Israeli historian Michael Oren set the stage with an analysis suggesting that the roots of American support for Israel date back to the early colonial era—and Protestants who created a theology embracing the concept of a restored Zion anticipating the Zionist movement.
Rev. Hagee, president of Christians United for Israel and author of several books on Christian prophecy, then came on and electrified the crowd. Besides calling for “victory” over Iran, he voiced opposition to any new territorial concessions by Israel to the Palestinians.
“I am concerned that in coming months yet another attempt will be made to parcel out parts of Israel in a futile effort to appease Israel’s enemies in the Middle East,” he thundered to a crowd that gave him numerous standing ovations. “I believe that misguided souls of Europe, I believe misguided souls in the political brothel that is now the United Nations, and sadly in our own State Department will try once again to turn Israel into crocodile food.”

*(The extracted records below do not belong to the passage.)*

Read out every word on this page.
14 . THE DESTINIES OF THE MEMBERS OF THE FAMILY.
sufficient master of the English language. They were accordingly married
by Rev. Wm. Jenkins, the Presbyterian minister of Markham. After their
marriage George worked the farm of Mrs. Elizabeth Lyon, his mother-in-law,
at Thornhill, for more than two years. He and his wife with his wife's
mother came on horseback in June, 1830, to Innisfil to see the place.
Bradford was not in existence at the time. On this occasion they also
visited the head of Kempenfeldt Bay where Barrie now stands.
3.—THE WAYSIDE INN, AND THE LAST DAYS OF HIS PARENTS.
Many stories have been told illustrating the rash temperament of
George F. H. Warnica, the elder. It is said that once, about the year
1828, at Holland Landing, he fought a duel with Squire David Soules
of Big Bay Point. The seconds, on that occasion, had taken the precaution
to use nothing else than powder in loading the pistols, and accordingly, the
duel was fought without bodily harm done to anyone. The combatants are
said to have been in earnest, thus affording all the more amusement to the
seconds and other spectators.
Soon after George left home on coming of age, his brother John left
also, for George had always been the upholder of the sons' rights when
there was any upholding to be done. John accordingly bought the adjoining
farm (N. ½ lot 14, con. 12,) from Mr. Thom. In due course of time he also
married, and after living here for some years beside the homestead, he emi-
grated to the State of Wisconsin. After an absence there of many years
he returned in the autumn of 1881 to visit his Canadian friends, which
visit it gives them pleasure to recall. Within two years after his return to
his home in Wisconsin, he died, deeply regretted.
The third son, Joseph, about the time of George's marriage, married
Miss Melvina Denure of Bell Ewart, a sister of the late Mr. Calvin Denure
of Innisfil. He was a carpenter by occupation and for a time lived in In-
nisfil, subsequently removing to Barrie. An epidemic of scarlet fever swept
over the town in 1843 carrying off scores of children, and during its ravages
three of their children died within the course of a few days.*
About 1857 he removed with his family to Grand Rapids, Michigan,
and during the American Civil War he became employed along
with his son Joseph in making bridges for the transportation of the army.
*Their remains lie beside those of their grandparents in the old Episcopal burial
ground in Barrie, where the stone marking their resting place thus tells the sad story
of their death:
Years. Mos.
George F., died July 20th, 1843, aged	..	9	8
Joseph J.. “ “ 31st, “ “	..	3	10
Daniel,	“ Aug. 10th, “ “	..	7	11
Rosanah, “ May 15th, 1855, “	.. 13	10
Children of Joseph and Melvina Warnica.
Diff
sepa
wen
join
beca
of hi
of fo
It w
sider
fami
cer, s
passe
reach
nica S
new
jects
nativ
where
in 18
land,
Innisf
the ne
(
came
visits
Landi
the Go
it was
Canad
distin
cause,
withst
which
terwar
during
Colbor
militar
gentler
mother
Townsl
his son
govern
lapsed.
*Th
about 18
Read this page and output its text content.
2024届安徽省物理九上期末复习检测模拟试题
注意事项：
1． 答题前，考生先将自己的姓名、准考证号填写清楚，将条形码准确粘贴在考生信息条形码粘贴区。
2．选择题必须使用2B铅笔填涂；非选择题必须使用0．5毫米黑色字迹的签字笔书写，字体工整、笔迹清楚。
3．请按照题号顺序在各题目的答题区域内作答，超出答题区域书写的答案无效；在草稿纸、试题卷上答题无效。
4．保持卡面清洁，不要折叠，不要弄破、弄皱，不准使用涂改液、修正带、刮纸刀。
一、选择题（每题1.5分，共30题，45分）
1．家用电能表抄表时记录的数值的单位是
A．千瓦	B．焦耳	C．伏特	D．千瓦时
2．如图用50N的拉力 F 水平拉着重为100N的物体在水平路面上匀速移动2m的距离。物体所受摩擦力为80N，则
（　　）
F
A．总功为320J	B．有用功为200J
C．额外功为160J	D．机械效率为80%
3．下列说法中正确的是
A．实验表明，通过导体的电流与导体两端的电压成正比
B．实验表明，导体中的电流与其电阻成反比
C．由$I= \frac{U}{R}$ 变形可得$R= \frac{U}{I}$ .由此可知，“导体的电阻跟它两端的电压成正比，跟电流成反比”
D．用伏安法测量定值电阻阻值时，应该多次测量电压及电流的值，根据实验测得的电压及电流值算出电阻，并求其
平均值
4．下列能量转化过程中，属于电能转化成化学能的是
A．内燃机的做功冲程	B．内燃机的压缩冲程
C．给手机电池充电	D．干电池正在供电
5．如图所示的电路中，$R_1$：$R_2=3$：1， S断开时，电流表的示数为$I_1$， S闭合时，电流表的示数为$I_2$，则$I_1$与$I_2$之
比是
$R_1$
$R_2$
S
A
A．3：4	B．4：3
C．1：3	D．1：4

Rev. Hagee engaged the crowd of Jews in a vigorous call-and-response chant of “Israel Lives,” evoking his career as an evangelical revivalist.
Not everyone was pleased. A senior Jewish communal leader witnessing the scene termed it “disturbing.”
“Don’t these people realize what this man stands for, in terms of church-state separation, in terms of what his followers see as Israel’s role in the apocalypse?” said the official, who spoke on condition of anonymity to avoid being identified with criticism of AIPAC.
A high point for delegates was the ritual AIPAC “roll call” at Monday’s gala banquet, with the rapid-fire reading of the names of foreign and domestic dignitaries in attendance.
This year’s list included 48 Senate and 245 House members, ranging from pro-Israel stalwarts like Rep. Tom Lantos (D-Calif.) and Rep. Ileana Ros-Lehtinen (R-Fla.) to newcomer Rep. Keith Ellison (D-Minn.), the first Muslim member of Congress. Also in the crowd: at least three dozen foreign diplomats and numerous administration officials.